In his letter to the FTC, Ruskin said that when the search engine companies first unveiled their engines, they did not include ads in the search results. Results were displayed based on objective criteria of relevancy tallied by algorithms.
According to Ruskin, some search engines in the past year have been "sacrificing editorial integrity for higher profits and began placing ads prominently in the results, but without clear disclosure of this practice".
He said that Commercial Alert is asking the FTC to make sure that no one is tricked by the search engines' descent into commercial deception.

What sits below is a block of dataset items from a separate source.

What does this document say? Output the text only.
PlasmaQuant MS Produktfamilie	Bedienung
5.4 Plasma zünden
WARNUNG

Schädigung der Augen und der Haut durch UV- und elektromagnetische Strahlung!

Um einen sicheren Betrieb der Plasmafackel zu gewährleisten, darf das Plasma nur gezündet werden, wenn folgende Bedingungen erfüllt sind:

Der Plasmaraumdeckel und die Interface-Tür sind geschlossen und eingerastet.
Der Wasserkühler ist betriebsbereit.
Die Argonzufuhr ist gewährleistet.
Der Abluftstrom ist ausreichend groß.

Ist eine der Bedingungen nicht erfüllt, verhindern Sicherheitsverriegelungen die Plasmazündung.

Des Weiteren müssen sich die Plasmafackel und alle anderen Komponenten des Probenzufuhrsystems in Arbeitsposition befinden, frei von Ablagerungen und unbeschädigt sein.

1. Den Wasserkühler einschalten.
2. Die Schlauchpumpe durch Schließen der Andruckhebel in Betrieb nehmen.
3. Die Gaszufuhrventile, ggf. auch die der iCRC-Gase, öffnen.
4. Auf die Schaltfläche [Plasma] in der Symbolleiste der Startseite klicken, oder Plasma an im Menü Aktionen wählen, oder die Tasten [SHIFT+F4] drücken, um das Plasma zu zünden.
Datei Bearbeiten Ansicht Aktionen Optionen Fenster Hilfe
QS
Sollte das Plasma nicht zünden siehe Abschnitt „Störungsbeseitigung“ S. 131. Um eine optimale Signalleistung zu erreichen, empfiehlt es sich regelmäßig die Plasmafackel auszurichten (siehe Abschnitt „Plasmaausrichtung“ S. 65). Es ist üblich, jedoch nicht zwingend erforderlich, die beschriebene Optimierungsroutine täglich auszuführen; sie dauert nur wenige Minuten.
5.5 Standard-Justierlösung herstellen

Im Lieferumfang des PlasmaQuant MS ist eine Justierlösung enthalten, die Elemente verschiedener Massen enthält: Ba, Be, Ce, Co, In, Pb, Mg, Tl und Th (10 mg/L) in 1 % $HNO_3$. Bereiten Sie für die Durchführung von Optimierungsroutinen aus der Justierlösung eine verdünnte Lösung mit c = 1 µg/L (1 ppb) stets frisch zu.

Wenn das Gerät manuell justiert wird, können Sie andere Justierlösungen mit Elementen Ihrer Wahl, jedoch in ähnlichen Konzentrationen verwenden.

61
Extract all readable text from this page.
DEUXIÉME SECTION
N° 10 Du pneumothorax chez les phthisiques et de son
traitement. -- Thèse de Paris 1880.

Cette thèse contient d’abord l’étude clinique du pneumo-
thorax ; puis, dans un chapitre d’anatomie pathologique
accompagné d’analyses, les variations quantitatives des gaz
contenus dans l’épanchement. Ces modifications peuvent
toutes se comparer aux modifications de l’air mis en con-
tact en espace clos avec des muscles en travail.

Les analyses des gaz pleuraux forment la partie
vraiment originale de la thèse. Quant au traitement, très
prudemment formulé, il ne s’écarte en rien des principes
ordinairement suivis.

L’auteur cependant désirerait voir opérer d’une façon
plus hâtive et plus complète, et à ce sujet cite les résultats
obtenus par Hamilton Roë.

The group said that the search engines are breaking the law by not making it clear that their results "are paid ads in disguise". The complaint concerns the practices of paid placement and paid inclusion without clean and conspicuous disclosure that the ads are, in fact, ads.
"If they are going to stuff ads into search results, they should be required to say that the ads are ads," Ruskin said.
According to Commercial Alert the practice has increased since the dotcom crash, which left many companies looking for ways to boost revenue.
Spokespersons at both LookSmart and AltaVista have denied the charges and other search engine companies did not respond.